Genesis P-Orridge, BP010, Red chair posed, 2008, tirage c-print sous plexiglas, 143,51x182,88 cm

Genesis P-Orridge, BP010, Red chair posed, 2008, tirage c-print sous plexiglas, 143,51×182,88 cm

« Ce n’est pas ma révolution si ça ne me donne pas envie de danser » écrivait Emma Goldman. L’œuvre Ce qui est dansé, personne ne me lenlève de Santiago Reyes pourrait être la réponse à cette citation. Le film de l’artiste retrace le parcours emprunté par l’artiste pour se rendre de Noisy-le-Sec au Mac/Val, en transport en commun, et surtout, en dansant. Accompagné de musique, l’homme est concentré sur ses mouvements parfois maladroits. En faisant abstraction du monde extérieur, l’artiste semble agir dans l’urgence, dans une obligation personnelle qui semble finalement jouissive. De cette attitude anormale dont rien n’est condamnable, ce sont les mouvements autant que le corps qui appartient à l’artiste, dans une volonté libertaire.

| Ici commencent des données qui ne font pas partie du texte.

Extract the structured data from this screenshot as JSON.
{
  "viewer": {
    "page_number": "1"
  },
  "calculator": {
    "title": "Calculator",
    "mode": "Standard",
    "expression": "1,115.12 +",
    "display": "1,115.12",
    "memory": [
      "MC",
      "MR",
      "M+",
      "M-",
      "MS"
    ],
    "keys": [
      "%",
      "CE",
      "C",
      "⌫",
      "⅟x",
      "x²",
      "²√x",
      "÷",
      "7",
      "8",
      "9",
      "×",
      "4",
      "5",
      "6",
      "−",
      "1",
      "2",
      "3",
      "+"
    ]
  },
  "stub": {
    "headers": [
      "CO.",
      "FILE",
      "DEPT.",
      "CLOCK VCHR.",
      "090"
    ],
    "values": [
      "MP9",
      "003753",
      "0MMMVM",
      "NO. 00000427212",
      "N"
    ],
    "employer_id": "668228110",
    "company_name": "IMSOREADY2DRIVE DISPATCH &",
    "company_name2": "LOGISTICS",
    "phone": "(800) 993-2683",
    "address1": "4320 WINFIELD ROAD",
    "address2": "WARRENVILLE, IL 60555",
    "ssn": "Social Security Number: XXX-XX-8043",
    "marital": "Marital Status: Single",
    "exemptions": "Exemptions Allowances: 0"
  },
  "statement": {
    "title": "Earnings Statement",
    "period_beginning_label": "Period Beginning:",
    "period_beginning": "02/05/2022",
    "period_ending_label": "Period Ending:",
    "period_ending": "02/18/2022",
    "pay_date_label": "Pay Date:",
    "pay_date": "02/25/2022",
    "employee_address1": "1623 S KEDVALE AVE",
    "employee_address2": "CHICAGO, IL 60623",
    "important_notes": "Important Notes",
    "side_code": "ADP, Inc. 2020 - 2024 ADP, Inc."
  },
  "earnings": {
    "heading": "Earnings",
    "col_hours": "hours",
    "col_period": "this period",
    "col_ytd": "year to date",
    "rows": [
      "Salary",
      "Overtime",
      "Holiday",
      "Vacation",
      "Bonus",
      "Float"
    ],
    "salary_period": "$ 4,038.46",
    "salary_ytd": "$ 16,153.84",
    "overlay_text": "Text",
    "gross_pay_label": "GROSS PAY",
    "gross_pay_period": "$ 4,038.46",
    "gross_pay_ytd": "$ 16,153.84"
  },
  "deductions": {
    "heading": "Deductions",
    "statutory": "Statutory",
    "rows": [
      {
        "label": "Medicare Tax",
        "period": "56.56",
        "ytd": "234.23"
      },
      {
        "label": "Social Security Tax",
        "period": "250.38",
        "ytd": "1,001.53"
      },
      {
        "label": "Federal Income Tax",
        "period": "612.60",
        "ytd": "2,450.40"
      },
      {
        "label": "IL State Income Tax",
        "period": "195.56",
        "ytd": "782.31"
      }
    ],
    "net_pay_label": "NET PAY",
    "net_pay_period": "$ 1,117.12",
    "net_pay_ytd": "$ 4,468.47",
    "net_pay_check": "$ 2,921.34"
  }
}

Santiago Reyes, Ce qui est dansé, personne ne me l’enlève, performance, 2014

Santiago Reyes, Ce qui est dansé, personne ne me l’enlève, performance, 2014

« Chercher le garçon » s’attache à représenter une pluralité de médiums et de discours d’artistes hommes du XXe siècle. Alors que la masculinité tend à se redéfinir dans la société contemporaine, les œuvres proposées ne cherchent pas seulement à déterminer un nouveau masculin, mais à observer tous les aspects de l’homme moderne, qui prend en compte les questions intimes liées au « je ». La centaine d’artistes exposés introduisent l’idée de la lutte intérieure, de la destruction du patriarcat. Quand bien même la représentation phallique fait partie intégrante de l’exposition, elle n’est qu’un moyen de renverser son image de domination. « Chercher le garçon » pousse à la réflexion en convoquant des artistes dont le désir est d’enclencher une révolution, un renversement de l’ordre établi en se mettant dans la marge de la masculinité prédéfinie.

Ici, l’homme n’est ni le sexe fort ni le sexe faible, il est homme, dans sa définition la plus humaine.